Dizer ‘prefiro Joyce a Paulo Coelho’, por exemplo, demonstra total incompreensão de ambos: pilar da obra joyceana é a permeabilidade mas também a irredutibilidade entre cultura popular e cultura erudita
Por Idelber Avelar
Um dos efeitos mais daninhos do abismo de letramento existente na sociedade brasileira entre aquela ínfima minoria que maneja os códigos da cultura erudita e a esmagadora maioria iletrada tem lugar não naquela nem nesta ponta do espectro, mas na fatia comumente chamada em inglês de midbrow, ou seja, o leitor não-especializado, geral, consumidor de revistas e jornais, mas não necessariamente familiarizado com os códigos da cultura erudita (lembrando, pra começar a conversa, que no Brasil é praticamente impossível usar esses conceitos – erudito, de massas, midbrow – sem ser acusado de hierarquizá-los, como se eles fossem categorias morais e não conceitos sociológicos).

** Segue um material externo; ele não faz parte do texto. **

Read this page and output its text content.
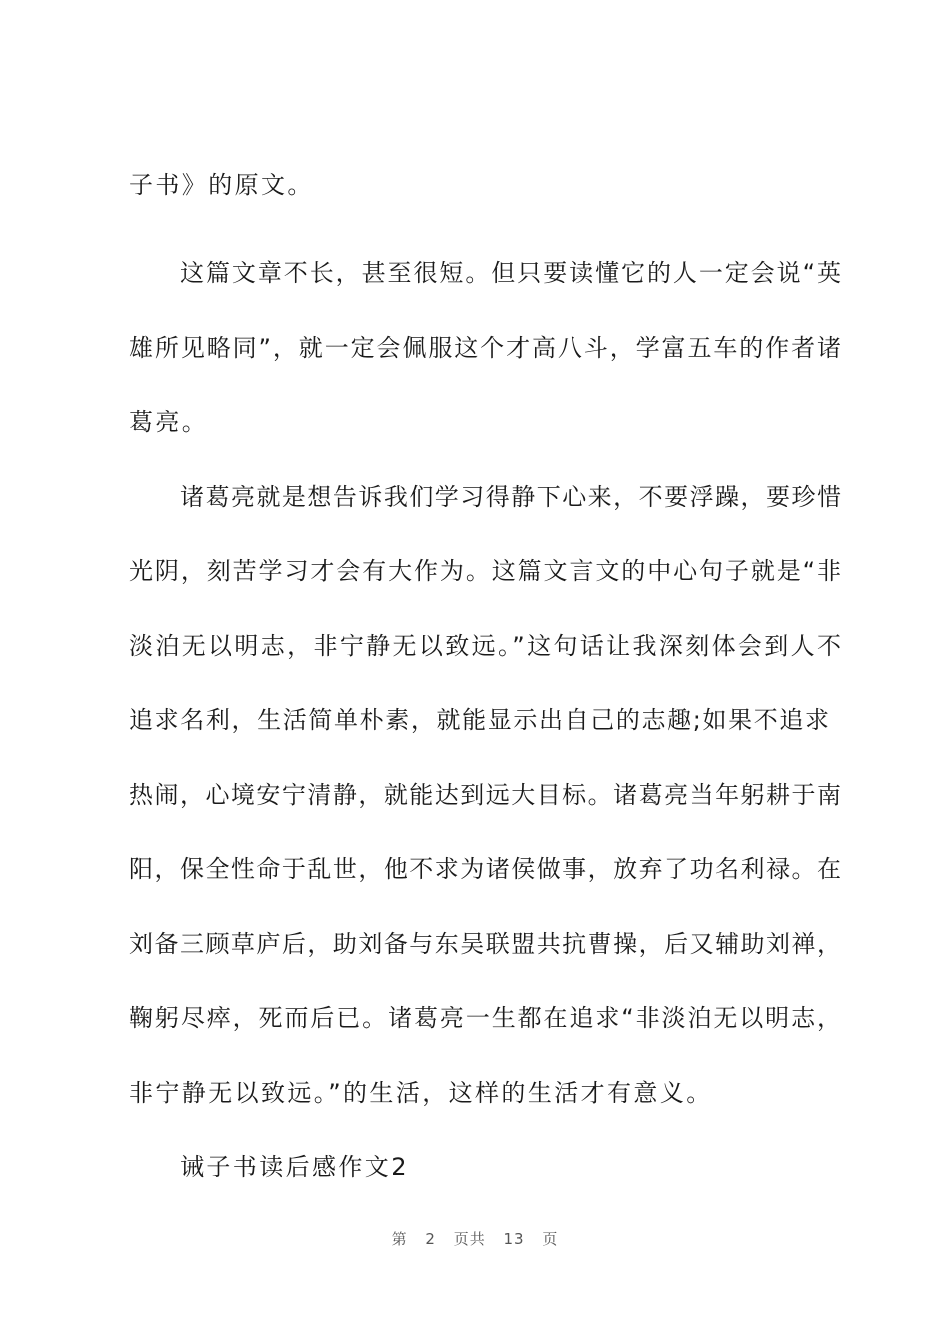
子书》的原文。
这篇文章不长，甚至很短。但只要读懂它的人一定会说“英
雄所见略同”，就一定会佩服这个才高八斗，学富五车的作者诸
葛亮。
诸葛亮就是想告诉我们学习得静下心来，不要浮躁，要珍惜
光阴，刻苦学习才会有大作为。这篇文言文的中心句子就是“非
淡泊无以明志，非宁静无以致远。”这句话让我深刻体会到人不
追求名利，生活简单朴素，就能显示出自己的志趣;如果不追求
热闹，心境安宁清静，就能达到远大目标。诸葛亮当年躬耕于南
阳，保全性命于乱世，他不求为诸侯做事，放弃了功名利禄。在
刘备三顾草庐后，助刘备与东吴联盟共抗曹操，后又辅助刘禅，
鞠躬尽瘁，死而后已。诸葛亮一生都在追求“非淡泊无以明志，
非宁静无以致远。”的生活，这样的生活才有意义。
诫子书读后感作文2
第 2 页共 13 页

Em sociedades onde o letramento foi mais universalizado – não falemos dos países do Atlântico Norte, limitemo-nos à Argentina, nação mais comparável à nossa –, o leitor midbrow tende a se relacionar, creio eu, de forma menos angustiada com os códigos, tanto da cultura erudita como da cultura de massas. Em sociedades como a nossa, onde há um abismo de letramento, uma das formas através das quais o leitor midbrow tenta aceder a certa distinção associada com a cultura erudita é no ataque sistemático às formas da cultura de massas. Demonstrar desprezo pelo funk carioca ou pelo tecnobrega constroi, imaginariamente para o leitor midbrow, alguma comunhão com a esfera da cultura erudita da qual ela está, na maior parte do tempo, excluído.
É isso que está em jogo num dos esportes nacionais: atacar, vilipendiar, desprezar e achincalhar Paulo Coelho.